More than just a headgear

More than just a headgear

Safety Hazard

More than just a headgear

In the first five months of this year alone, Bangalore has witnessed an alarming total of 566 two-wheeler accidents, in which 61 persons died and 530 were injured.

A NIMHANS study, put together in 2008, had pointed out the various ways in which wearing a helmet can reduce the impact of collision in case of an accident; the thermocole lining inside helmets provides a cushioning effect to the skull, and the hard metal shell prevents sharp objects from piercing it. Helmets also serve as a mechanical barrier between the skull and the impacting object, which greatly reduces injury to the brain.

However, despite this, several two-wheeler riders in the City ignore the law and don’t bother to wear a helmet while driving. Although helmet usage has increased by twelve times in the period between 2005 and 2008, many of the helmets being used are either half helmets or damaged ones, which don’t provide adequate protection in the event of a crash.

Panner Selvean, who works as a manager at Vijaya Bank, says that he notices a majority of Bangaloreans wearing helmets while driving two-wheelers, although the same can’t be said for those riding pillion. “Some people are not happy using helmets as they can cause discomfort and neck pain, and in such cases, doctors may advise one not to wear them. Even lawyers, who are well aware about the regulations, often choose not to wear them for these reasons. But still, the police try and impose their conditions on people, which can be very inconvenient,” he says.

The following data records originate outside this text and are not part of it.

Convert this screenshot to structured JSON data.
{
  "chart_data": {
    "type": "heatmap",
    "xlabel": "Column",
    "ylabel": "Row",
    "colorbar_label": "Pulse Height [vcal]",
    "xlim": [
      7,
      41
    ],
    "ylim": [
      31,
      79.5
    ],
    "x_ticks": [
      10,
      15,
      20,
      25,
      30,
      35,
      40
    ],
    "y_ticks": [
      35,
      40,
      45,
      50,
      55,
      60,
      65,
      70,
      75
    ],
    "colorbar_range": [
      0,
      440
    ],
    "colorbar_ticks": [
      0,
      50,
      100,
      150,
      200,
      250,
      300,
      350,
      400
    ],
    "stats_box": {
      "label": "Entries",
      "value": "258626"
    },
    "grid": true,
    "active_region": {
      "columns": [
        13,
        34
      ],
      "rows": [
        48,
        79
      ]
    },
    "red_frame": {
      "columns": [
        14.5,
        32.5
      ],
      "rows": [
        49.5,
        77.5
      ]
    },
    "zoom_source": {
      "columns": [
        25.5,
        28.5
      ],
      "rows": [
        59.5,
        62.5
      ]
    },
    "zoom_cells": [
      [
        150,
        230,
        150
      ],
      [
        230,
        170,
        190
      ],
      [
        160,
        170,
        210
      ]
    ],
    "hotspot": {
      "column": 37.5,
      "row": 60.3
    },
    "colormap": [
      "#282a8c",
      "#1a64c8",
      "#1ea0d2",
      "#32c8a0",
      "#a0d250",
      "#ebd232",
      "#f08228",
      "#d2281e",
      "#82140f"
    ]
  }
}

Ramya Venkatesh, a second year B Com student at Bangalore University, says that she has often noticed both the drivers of two-wheelers and those sitting pillion opting not to wear a helmet. There have been many occasions where she has seen policemen stop these riders and inspect their licences, although she believes that a simple bribe is enough to avoid any serious repercussions.

“I drive a two-wheeler and personally feel that helmets are very important for safety reasons. I always wear one myself. The full helmets can get very uncomfortable and heavy, though. So I prefer a half helmet,” she says.

Souvik, an engineer, also drives a two-wheeler and considers wearing a helmet a must. He adds that he does not find them uncomfortable or inconvenient in any way. “I have often noticed pillion riders not wearing helmets, and this is definitely a potential safety hazard. Sometimes, the police might catch them but often, they simply collect a fine and let the offender go without giving them a notice,” he says.